Additionally, Kantor et al., in “Trends in Prescription Drug Use Among Adults in the US” reported data from the National Health and Nutrition Examination Survey (NHANES) indicated that the use of antidepressants increased from 6.8% to 13% between 1999 and 2012. Yet, as Justin Karter reported, “The American Psychiatric Association guidelines continue to suggest medications as the preferred treatment for moderate to severe depression.”

If you’re still not convinced, take some time to read through a series of scientific articles submitted by Peter Breggin in his affidavit for another Paxil-related suicide trial. The topics covered included exhibits of Paxil causing suicidal behavior as well as SSRIs and SSRI withdrawal causing suicidality. There is another section on Dr. Breggin’s website that is an “Antidepressant Drug Resource & Information Center” with even more relevant articles.

Given the above discussion on antidepressants, the recent court ruling in Illinois awarding $3 million to Wendy Dolin has the potential to lead to an unknown number of future lawsuits, if it is upheld upon appeal.
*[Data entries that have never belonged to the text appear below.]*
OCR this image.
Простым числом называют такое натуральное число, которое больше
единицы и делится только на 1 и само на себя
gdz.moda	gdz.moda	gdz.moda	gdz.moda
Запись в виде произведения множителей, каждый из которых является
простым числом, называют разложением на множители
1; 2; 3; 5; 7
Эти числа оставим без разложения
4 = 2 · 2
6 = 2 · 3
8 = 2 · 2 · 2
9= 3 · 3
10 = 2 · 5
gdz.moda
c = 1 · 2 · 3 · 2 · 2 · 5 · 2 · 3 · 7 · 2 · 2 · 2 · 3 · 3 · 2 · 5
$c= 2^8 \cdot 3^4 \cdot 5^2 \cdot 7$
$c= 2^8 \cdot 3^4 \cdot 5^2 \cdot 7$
This could end up costing the pharmaceutical companies that brought now off patent SSRIs and SNRIs to market untold millions and possibly billions of dollars in further awards. So you can bet that GlaxoSmithKline has plenty of pharma companies (and their legal representatives) rooting for GSK to overturn the ruling in the Dolin case. Me, I’m rooting for the underdog here—the 13% of Americans who are taking antidepressant medications without clearly knowing the potential they have to make their depression and its consequences worse.